Xi and Trump are expected to have an “extended” talk this week during the Group of 20 meetings in Japan, a sign that the two countries are again seeking a compromise after trade discussions broke down in May. After the talks stalled, the Trump administration announced new restrictions on Chinese technology companies.

While the Trump administration has pointed to security and legal concerns to justify its actions, some analysts have worried that Huawei and other Chinese tech companies have become pawns in the trade negotiations. Along with Huawei, the administration blocked a Chinese supercomputer maker from buying U.S. tech, and it is considering adding the surveillance technology company Hikvision to the list.

Kevin Wolf, a former Commerce Department official and partner at the law firm Akin Gump, has advised several U.S. technology companies that supply Huawei. He said he told executives that Huawei’s addition to the list did not prevent U.S. suppliers from continuing sales, as long as the goods and services weren’t made in the United States.

Wolf said he does not represent Chinese companies or firms on the entity list, and he added that Commerce Department officials had provided him with identical information on the scope of the list in recent weeks.

In some cases, U.S. companies aren’t the only source of important technology, but they want to avoid losing Huawei’s valuable business to a foreign rival. For instance, Idaho-based Micron competes with South Korean companies like Samsung and SK Hynix to supply memory chips that go into Huawei’s smartphones. If Micron is unable to sell to Huawei, orders could easily be shifted to those rivals.

Beijing has also pressured U.S. companies. This month, the Chinese government said it would create an “unreliable entities list” to punish companies and individuals it perceived as damaging Chinese interests. The following week, China’s chief economic planning agency summoned foreign executives, including representatives from Microsoft, Dell and Apple. It warned them that cutting off sales to Chinese companies could lead to punishment and hinted that the companies should lobby the U.S. government to stop the bans. The stakes are high for some of the U.S. companies. Apple, for example, relies on China for many sales and for much of its production.

Wolf said several companies had scrambled to figure out how to continue sales to Huawei, with some businesses considering a total shift of manufacturing and services of some products overseas. The escalating trade battle between the United States and China is “causing companies to fundamentally rethink their supply chains,” he added.

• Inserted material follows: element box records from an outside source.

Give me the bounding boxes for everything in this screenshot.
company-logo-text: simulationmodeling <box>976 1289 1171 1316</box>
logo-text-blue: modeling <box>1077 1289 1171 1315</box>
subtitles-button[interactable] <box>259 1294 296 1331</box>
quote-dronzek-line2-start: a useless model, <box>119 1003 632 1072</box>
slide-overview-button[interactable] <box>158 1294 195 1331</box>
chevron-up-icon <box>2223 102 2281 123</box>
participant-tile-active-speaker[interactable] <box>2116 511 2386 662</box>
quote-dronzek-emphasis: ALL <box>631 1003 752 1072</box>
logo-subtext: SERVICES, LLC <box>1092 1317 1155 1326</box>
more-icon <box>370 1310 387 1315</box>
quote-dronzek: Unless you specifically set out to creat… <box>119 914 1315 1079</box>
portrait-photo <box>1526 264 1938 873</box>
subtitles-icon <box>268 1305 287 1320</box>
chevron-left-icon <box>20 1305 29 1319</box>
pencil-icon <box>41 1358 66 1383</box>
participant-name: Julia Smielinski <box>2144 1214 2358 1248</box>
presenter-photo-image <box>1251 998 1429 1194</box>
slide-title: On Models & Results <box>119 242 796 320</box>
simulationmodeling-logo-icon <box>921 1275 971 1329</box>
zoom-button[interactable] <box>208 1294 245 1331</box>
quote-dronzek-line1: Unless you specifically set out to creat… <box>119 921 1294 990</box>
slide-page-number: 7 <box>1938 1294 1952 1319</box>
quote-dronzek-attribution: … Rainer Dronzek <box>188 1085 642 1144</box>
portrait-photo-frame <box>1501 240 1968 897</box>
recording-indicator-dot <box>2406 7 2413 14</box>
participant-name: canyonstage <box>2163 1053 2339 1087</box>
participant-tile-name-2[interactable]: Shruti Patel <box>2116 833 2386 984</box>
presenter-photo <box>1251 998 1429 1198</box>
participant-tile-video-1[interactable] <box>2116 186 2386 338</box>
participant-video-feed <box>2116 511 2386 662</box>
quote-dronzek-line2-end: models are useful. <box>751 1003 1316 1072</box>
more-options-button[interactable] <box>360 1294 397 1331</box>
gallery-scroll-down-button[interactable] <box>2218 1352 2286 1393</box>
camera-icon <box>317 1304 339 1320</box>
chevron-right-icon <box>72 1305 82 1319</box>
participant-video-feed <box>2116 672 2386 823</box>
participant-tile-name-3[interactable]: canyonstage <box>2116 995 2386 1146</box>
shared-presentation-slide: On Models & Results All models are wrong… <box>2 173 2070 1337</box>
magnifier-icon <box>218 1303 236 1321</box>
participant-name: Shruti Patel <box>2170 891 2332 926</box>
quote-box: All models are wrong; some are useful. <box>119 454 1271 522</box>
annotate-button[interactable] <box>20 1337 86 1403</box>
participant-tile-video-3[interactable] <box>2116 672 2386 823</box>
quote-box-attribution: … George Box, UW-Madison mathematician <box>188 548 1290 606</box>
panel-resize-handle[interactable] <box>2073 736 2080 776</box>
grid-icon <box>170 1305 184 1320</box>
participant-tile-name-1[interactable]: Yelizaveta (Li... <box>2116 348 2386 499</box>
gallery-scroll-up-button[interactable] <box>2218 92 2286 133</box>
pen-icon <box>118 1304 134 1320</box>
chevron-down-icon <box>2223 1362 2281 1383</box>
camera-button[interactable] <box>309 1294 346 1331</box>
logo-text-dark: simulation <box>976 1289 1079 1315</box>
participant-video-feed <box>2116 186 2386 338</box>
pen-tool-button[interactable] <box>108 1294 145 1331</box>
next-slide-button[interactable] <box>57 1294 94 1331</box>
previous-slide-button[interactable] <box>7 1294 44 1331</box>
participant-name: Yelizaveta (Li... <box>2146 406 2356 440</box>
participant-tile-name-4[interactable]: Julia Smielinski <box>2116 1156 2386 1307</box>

That could mean that U.S. companies shift their know-how, on top of production, outside the United States, where it would be less easy for the government to control, said Martin Chorzempa, a research fellow at the Peterson Institute for International Economics.

“American companies can move some things out of China if that’s problematic for their supply chain, but they can also move the tech development out of the U.S. if that becomes problematic,” he said. “And China remains a large market.”

“Some of the big winners might be other countries,” Chorzempa said.